Your decision on when to do the Camino de Santiago depends largely on the weather and the number of people walking with you. Some people want a private experience, others like the crowds. Others deal with the cold or extreme heat better than others.
See also: Camino de Santiago Guide
The terrain varies greatly on the Camino de Santiago. The mountain passes are extremely dangerous in winter. That isn't to say it isn't possible to do the walk in winter, but heed the advice of other travelers and the hostel staff before you set off each morning.
Follow the weather forecast. Be prepared to take a safer route and even abandon your trip if necessary.
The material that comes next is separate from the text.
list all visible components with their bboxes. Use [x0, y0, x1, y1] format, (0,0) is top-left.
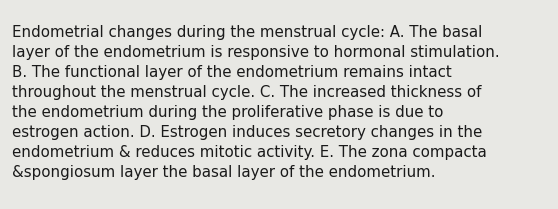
Text: Endometrial changes during the menstrual cycle: A. The basal
layer of the endome: Endometrial changes during the menstrual… — [12, 25, 500, 180]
Summer travel on the Camino de Santiago is very different from doing it in winter. Lots of people filling up the hostels means you will need to set off very early in the morning to get a good hostel. Though weather conditions are unlikely to prohibit you from finishing the Camino de Santiago, the host conditions might make the journey unpleasant or even unbearable. Drink lots of water if traveling in summer.
Camino de Santiago in January
Very cold and wet in some parts of the Camino and not many people to travel with you.
Camino de Santiago in February
Still very cold in many places, though not as bad as January. Some travelers.
Camino de Santiago in March
Weather is cool but not unpleasant. More travelers now on the route. A very good time to walk.
Camino de Santiago in April
Weather can be be quite warm in some places now.
More and more travelers on the route.
Camino de Santiago in May
Could be very hot in May, though weather varies more on northern Spain than it does in other parts of the country. Route is getting quite busy now. Some hostels may be full by the time you get to them.
Camino de Santiago in June
Hot weather can be expected.
There is reportedly a slight dip in 'traffic' in June compared to May, though still more than in April.
Camino de Santiago in July
Very hot and lots of other travelers. Can you cope with the sweaty people who haven't showered for days (because the line for the shower was too long)?
July 25 is St James's Day, a popular day for Catholics to finish the Camino. In Jacobean Years (see below), expect vast numbers of people walking in July.
Camino de Santiago in August
Similar to July.
Camino de Santiago in September
Getting cooler now, but not by much. Still lots of travelers.
Camino de Santiago in October
Weather much more pleasant now. Crowds dying away.
Camino de Santiago in November
Quite cold on some parts of the walk. Very few people walking.
Camino de Santiago in December
Cold and extreme conditions possible. Not a good time to walk.
If you have some flexibility in which year you do the camino, you should consider waiting tor - or avoiding - Jacobean Years.
What is a Jacobean Year?
A Jacobean Year (known in Spanish as Año Santo Jacobeo, in Galician as Ano Santo Xacobeo and sometimes referred to in English as a Jubilee Year, Holy Compostellan Year or just Holy Year) is when St James's Day (July 25) falls on a Sunday.
When Are the Next Jacobean Years?
The following years are Jacobean years:
What Happens in a Jacobean Year?
For Catholics, visiting Santiago de Compostela in a Jacobean year is a very important event.
- If they fulfill all the necessary requirements, Catholics will receive a 'plenary indulgence' upon visiting the cathedral in Santiago de Compostela.
- The Puerta Santa (Holy Door) in the Santiago de Compostela cathedral, normally closed, is open for the whole of the year.
But the main way you'll see it's a Jacobean year is that there will be huge numbers of pilgrims on the Camino de Santiago. Numbers more than triple in a Jacobean year, with a huge concentration around St James's Day in particular. This means that walking in late June and July will see an even more competitive battle for hostel beds than usual.